Rural Monthly Outlook:

Some relief in sight for farmers in February


1 February 2019

January 2019 - High pressure, high temperatures, low rainfall

January was characterised by frequent high pressure centred over the Tasman Sea and extending onto the North Island. Prevailing southwesterly winds affected the country. The combination of Highs and relatively dry southwesterlies produced a very dry month for areas north of about Christchurch. Notably, rainfall totals were under 20 percent of January normal amount, across much of the North Island,as well as in Nelson, Buller and Marlborough. An exception was seen in southern Hawkes Bay, with persistent rain between 14 and 16 January resulting in double normal January rainfall there. The far south of the country also recorded useful rainfall, as occasional cold fronts penetrated inland.

January saw well above average temperatures across New Zealand, with a significant 5 day heatwave to end the month. Very warm air from Australia resulted in widespread and sustained heat, with an additional boost of strong Foehn warming across the Southern Alps. Temperatures peaked at 37C in the eastern South Island on the 31st, with many Marlborough, Canterbury Plains,and inland South Island locations, as well as Napier, recording 35C or more during the heat wave. Records tumbled in Wellington (Kelburn), Northland (Kaitaia),Waikato (Hamilton Airport) and Manawatu Wanganui (Levin), with these stations experiencing their all time hottest day on record. The inland Bay of Plenty,inland Wairarapa, Marlborough (excluding the Sounds) and parts of the Canterbury Plains exceeded 5 day heatwave thresholds.

January was a sunny month for many, with Richmond (Nelson) setting a new record for the sunniest month ever recorded in the South Island. As the data for Richmond only goes back a few years, it is good to confirm with Takaka, which also saw its all time sunniest month. Nelson Airport observed its second sunniest month on record.

The Ocean

El Nino conditions remain 'on hold' in the tropical Pacific Ocean.Seas remain warmer than usual along the equator, but the atmosphere has failed to play ball.The Southern Ocean has shown a preference for its settled phase in January,although forecasts show this diminishes during February. Sea surface temperatures in the Tasman Sea and around New Zealand remain well above average,running between 1 and 3 degrees above normal. Strong winds mid month did produce a brief pause in this warming, but intense High pressure at the end of the month meant sea temperatures climbed again.

The February 2019 Outlook

High pressure remains in charge for the first week of the month, continuing the drier than normal flavour. However, a pattern shift towards low pressures in the New Zealand region for weeks two and three (11-24 February)is signalled.Westerlies may return across the country for the last week of the month. The net effect of this switch should be more rainfall than was seen in January for all regions of the country. Expect above normal February rainfall for the West Coast South Island, with near normal February totals for all other regions.
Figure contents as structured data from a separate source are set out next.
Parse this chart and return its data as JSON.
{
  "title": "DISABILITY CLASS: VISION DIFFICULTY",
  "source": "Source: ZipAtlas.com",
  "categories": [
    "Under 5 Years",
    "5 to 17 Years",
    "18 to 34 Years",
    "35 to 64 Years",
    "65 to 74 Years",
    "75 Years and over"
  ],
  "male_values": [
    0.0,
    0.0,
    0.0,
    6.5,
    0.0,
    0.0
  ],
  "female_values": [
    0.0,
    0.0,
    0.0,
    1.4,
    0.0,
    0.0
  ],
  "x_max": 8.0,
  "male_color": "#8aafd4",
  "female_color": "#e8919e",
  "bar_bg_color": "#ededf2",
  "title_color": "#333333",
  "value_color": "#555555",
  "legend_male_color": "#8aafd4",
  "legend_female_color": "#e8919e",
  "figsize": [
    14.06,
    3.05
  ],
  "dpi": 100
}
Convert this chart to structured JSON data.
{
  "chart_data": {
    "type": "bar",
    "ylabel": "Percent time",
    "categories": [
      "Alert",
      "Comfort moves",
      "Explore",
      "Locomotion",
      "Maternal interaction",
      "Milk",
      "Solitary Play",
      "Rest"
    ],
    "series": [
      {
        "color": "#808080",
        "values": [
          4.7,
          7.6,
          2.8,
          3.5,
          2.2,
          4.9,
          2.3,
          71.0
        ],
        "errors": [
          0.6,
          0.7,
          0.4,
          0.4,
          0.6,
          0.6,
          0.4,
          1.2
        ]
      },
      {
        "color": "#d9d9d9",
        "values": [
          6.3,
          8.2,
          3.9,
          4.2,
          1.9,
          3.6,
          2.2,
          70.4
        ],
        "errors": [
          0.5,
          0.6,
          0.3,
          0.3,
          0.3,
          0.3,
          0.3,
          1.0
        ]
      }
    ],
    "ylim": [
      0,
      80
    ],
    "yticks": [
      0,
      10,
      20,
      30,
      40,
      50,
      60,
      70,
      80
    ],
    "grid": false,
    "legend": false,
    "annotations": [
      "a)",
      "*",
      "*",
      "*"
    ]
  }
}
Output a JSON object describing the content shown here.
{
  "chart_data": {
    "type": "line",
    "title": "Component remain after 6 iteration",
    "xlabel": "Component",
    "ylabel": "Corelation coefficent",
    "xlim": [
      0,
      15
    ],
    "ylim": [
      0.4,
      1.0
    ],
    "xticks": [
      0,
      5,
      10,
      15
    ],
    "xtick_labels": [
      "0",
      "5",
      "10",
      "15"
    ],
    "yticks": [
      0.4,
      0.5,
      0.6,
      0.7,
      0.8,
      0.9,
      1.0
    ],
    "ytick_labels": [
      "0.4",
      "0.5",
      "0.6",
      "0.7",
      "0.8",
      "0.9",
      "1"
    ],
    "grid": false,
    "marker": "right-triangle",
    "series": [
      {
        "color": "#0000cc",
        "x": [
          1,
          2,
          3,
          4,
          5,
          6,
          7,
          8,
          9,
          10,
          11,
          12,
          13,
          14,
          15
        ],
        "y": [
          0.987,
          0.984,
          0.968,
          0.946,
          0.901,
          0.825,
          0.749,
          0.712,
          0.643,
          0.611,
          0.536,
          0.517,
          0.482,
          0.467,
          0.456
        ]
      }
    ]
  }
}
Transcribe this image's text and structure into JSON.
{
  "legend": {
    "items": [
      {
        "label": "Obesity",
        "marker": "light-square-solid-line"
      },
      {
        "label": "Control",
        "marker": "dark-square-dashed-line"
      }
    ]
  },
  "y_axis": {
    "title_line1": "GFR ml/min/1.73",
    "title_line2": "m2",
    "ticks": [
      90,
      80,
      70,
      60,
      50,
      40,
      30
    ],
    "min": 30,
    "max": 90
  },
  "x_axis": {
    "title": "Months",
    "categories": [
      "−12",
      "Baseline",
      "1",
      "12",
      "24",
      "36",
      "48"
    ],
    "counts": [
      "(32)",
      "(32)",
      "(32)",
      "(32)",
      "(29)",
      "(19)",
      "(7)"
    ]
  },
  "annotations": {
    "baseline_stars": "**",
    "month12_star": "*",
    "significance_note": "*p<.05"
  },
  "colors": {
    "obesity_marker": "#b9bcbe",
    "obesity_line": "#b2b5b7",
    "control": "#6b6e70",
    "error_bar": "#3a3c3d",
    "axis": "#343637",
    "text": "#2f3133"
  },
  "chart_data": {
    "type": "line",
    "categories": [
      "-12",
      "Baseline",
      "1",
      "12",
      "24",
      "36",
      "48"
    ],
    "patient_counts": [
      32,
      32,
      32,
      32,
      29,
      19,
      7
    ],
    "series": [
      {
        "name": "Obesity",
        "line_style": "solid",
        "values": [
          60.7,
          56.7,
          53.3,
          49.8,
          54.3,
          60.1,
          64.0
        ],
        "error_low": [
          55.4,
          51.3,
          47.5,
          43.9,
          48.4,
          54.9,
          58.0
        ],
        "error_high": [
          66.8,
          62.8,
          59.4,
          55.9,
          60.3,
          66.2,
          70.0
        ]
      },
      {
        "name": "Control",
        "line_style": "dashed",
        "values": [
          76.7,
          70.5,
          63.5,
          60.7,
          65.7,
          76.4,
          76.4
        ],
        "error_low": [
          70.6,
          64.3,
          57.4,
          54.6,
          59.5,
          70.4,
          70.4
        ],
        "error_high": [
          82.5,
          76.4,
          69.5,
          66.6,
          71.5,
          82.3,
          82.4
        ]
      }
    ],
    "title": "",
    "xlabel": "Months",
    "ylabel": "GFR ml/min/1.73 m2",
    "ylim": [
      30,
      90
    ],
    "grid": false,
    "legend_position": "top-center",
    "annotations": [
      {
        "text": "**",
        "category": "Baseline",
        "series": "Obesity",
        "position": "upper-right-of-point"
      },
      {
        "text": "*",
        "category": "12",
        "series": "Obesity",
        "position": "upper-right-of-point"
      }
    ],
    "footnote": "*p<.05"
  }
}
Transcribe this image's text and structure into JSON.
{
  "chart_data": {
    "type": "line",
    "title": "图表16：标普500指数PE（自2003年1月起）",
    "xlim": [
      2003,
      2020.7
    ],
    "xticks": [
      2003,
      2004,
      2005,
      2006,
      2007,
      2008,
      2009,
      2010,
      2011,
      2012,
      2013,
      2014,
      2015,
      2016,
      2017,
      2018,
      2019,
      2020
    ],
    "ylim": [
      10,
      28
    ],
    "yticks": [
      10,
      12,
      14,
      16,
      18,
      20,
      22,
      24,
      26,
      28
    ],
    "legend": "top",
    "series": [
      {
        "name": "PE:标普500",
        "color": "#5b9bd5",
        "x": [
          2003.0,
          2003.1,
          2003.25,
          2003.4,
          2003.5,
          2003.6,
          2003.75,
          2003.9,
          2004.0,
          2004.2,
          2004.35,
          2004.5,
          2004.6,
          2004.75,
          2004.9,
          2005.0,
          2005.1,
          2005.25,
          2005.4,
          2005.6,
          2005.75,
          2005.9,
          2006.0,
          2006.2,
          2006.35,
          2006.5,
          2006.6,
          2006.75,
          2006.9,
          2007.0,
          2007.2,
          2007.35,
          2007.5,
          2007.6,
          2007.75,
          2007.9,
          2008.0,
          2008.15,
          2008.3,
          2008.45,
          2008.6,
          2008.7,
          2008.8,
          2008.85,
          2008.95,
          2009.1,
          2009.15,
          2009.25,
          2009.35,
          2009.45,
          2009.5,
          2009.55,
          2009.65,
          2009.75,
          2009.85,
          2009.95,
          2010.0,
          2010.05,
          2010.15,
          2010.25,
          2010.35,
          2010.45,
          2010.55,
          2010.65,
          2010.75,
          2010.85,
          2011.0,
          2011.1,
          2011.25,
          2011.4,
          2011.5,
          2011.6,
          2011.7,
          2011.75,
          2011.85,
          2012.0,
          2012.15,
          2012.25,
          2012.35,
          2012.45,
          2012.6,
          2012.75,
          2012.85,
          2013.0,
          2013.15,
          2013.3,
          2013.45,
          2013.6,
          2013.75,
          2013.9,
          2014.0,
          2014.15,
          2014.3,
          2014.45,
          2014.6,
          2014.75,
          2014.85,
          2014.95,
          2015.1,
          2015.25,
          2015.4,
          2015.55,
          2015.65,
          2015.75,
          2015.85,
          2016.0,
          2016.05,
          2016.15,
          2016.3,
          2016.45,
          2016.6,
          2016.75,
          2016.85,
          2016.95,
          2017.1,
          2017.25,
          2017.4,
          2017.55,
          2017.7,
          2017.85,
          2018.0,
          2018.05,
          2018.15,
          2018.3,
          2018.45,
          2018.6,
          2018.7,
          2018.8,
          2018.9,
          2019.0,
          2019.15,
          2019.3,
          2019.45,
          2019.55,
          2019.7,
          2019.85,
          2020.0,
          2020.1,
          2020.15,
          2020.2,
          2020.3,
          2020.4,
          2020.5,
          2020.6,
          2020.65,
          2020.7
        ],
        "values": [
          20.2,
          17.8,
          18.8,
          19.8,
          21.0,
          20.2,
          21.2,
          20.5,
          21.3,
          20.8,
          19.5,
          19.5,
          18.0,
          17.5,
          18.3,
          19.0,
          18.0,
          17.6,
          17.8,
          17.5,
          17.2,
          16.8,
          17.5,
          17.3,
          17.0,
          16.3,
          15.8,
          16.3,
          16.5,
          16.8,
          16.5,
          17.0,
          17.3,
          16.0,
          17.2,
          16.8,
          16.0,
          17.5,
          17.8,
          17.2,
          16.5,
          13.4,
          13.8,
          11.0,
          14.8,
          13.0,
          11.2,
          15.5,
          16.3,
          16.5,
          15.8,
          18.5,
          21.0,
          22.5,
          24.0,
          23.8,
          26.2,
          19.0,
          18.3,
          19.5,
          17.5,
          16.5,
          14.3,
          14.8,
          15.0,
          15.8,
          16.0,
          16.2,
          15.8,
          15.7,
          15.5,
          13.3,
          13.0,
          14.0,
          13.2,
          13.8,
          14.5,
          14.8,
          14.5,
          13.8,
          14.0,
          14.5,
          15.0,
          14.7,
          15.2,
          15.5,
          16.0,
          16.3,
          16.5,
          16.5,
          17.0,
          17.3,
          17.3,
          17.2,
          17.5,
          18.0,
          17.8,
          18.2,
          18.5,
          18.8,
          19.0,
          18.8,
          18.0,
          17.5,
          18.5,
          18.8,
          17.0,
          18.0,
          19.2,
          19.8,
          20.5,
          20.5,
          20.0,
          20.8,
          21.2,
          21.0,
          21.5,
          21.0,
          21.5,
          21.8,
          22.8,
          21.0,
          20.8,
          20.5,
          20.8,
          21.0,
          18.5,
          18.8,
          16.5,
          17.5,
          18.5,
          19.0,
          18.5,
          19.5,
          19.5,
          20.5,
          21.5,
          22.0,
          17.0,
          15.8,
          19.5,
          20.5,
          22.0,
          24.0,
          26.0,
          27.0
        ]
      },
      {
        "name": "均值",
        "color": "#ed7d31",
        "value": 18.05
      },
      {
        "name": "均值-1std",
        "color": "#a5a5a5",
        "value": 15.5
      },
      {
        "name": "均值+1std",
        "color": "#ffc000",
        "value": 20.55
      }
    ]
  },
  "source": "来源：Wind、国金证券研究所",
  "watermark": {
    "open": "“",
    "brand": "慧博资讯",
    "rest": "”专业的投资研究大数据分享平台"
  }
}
Note that rainfall predictions in February show less skill than at other times of year.Also, since February is climatologically a relatively dry time of year, even near normal tallies may not be large.

Temperature wise, the heat contained in the seas around New Zealand is expected to be a factor initially, with above average temperatures forecast next week(4-10 February). However, predictions show a return to 'near average' February temperatures for the remainder of the month. This means that January monthly temperatures may exceed February monthly temperatures - an uncommon situation.

Given it is the hottest time of the year for most regions, even 'near average' February temperatures will still yield hot days above 25C at times.

Bottom Line

After a hotter and drier than usual start to the month, some relief is forecast for farmers in February. A pattern change is signalled in the second week of the month, bringing better odds of rainfall, and closer to average February temperatures.